Dr. Tillery is a scholar of U.S. history who specializes in African American and Civil Rights history. He received his Ph.D. from Kent State University. Professor Tillery has served as the executive director of the NAACP, Detroit Branch and is the winner of the 1993 Gustavus Myers Center Outstanding Book Award on the subject of intolerance in the U.S. He has also served on numerous dissertation and thesis committees.

Teaching:
Dr. Tillery teaches a variety of classes. His undergraduate classes include African American history since 1877, Twentieth Century Black Protest, The Harlem Renaissance, and Introduction to African-American Studies in addition to offering distance education courses. Professor Tillery teaches graduate seminars in the Civil Rights Movement, Literature and History of the Harlem Renaissance and the Life and Times of W.E.B. Du Bois.

Research:
Dr.
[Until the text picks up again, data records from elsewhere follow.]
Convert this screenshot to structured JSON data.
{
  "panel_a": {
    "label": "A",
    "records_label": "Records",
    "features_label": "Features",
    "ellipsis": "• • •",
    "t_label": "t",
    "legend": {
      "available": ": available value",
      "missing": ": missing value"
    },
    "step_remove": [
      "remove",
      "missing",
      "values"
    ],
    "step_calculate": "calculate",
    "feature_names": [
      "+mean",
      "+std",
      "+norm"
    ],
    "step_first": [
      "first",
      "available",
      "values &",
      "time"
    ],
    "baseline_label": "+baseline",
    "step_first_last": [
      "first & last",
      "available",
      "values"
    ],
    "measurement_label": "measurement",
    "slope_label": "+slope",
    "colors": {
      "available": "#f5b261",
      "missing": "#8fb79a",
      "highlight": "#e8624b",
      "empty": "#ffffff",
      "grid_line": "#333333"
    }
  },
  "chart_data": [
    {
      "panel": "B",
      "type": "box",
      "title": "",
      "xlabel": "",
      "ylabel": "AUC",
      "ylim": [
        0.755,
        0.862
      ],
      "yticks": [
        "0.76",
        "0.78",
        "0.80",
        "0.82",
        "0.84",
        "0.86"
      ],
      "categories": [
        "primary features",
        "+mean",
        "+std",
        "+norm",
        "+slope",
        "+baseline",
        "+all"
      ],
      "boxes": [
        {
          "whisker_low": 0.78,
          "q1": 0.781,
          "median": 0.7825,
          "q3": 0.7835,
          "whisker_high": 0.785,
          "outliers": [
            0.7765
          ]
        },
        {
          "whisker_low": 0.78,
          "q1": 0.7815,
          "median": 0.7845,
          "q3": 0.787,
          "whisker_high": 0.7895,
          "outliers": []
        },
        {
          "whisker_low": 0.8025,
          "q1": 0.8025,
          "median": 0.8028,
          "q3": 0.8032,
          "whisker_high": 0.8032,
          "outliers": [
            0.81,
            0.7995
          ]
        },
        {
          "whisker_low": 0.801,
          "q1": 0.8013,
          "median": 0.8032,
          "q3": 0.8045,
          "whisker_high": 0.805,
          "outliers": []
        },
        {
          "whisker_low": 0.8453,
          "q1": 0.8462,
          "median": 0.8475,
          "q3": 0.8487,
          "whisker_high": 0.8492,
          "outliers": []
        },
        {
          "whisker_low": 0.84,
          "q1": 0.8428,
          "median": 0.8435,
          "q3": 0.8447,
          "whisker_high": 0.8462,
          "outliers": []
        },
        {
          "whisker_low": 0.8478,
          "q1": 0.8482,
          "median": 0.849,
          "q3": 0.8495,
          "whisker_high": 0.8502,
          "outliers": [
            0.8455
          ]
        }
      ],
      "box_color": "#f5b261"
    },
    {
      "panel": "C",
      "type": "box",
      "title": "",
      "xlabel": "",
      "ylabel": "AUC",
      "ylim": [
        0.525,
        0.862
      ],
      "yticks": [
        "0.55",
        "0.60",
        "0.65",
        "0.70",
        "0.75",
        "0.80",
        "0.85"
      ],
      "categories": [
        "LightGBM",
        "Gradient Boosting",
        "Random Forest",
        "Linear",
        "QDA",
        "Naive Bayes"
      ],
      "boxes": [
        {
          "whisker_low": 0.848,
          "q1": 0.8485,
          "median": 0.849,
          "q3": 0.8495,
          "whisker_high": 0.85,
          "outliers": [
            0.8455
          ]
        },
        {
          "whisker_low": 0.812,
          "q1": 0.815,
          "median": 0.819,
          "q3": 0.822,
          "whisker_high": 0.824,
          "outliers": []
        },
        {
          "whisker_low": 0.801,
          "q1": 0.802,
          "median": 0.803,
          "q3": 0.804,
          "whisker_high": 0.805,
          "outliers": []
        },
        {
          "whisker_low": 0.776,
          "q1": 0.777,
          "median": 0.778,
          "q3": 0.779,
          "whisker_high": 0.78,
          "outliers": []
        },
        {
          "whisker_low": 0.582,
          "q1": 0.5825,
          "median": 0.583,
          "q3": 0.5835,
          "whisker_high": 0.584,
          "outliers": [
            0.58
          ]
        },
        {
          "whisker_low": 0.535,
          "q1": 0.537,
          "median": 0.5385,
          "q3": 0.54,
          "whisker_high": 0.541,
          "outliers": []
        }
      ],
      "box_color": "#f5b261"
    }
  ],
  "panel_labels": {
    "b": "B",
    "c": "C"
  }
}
Tillery's book Claude McKay: A Black Poet's Struggle for Identity received a "book of note" from the New York Times. He has been and invited as a commentator by the Southwestern Historical Association and the Fourth Annual Conference on Latino Issues. He is currently doing research on the history of race and intergroup relations in Detroit from 1943 to 1968.

Selected Publications:
Claude McKay: A Black Poet's Struggle for Identity (Amherst: University of Massachusetts Press, 1992).

"The Inevitability of the Douglass-Garrison Conflict," Phylon: The Journal of Race and Culture Vol. 37,1976.